Una vez instalado en la habitación hotelera, salgo a la calle para continuar la jornada. Son las dos. Hora de comer tanto en Madrid como en el resto de España. Me decido a entrar en el Museo del jamón. Menús corrientes para economías corrientes. Me ubican en una mesa sita junto a un balcón y desde el que se observa la calle, encarado a un espejo que recubre un pilar. En él me veo reflejado. Muchos escribidores me tendrían envidia, pues miro mi figura y me recuerdo a Hemingway. Obeso, sesentón, barba algo canosa, y embutido en un chaleco de viaje que da a mi fisonomía cierto resabio de aventura. Un chaleco bastante similar, también nutrido de bolsillos, al que usaría el autor de Las Nieves del Klimanjaro cuando marchaba de cacería al África. "Parece el vivo retrato del maestro conjeturaría, al verme, Sánchez Dragó, físicamente tan alejado del Nobel norteamericano"; "Sí, parece clavaó, estimaría boquiabierto y desesperado de envidia Vila Matas". Y así todos los hemingwaianos de pro que ahora no se me vienen a la cabeza.

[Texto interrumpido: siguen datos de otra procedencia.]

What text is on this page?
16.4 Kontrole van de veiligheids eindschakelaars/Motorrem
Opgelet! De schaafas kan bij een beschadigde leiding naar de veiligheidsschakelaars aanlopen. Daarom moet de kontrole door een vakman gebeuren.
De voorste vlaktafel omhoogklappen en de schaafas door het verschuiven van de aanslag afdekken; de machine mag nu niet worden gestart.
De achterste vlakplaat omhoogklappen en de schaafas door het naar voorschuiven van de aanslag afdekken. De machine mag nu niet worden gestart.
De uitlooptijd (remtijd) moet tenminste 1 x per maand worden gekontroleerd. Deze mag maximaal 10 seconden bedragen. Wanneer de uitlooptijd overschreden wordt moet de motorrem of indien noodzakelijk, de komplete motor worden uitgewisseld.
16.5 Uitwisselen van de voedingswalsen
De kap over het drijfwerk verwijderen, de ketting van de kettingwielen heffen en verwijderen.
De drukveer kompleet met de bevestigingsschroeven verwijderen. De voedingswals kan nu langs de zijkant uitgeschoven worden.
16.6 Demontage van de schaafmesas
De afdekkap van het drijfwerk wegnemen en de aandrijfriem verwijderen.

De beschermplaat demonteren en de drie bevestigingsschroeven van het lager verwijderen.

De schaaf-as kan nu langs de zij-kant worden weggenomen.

Durante el resto de la tarde merodeo por Madrid. Visito los templos del libro, saboreo el ambiente de los comercios, juego unos euros a la Primitiva, paseo hasta la plaza de Oriente; En el Arenal me detengo en San Ginés, pero me abstengo de zamparme unos churros con chocolate en la buñolería Modernista. Tal régimen no es recomendable a ciertas edades. Madrid bullanguera y al mismo tiempo íntima. Cosmopolita y ramplona. Ya al caer la tarde, me siento para tomar una copa en la cafetería del Círculo de Bellas Artes, que es desde donde escribo estos párrafos. En las mesas del café abundan los ancianos. Preside el gran salón una despensa de licores descomunal, situada al fondo. Tal profusión no la he encontrado en ningún otro bar a lo largo de mi vida. Con ella debe flipar más de un alcohólico. El ambiente es sosegado, silencioso, da para concentrarse, leer o escribir aunque la luz sea más bien tenue. En el centro del salón, un desnudo de mujer yacente, en mármol, alrededor de cuyo eje gira todo la escenografía de la sala; el techo lo sostienen numerosas columnas que crean rincones de intimidad; cuadros indiferentes decoran las paredes, aunque sólo recuerdo una composición de desnudos simétricamente distribuidos en la superficie de la amplia tela; a veces se oyen deslizarse los pasos de la camarera y el tintinear de vasos entrechocados. Por lo demás, sosiego; algún cliente que cruza raudo al urinario. En Madrid, cae la noche y yo concluyo estos párrafos.
No sé cuánto dará de sí mañana la exposición Magritte, pero ya me conformo con haber vuelto una tarde más a Madrid. Siento descongestionarse el muermo de jubilado.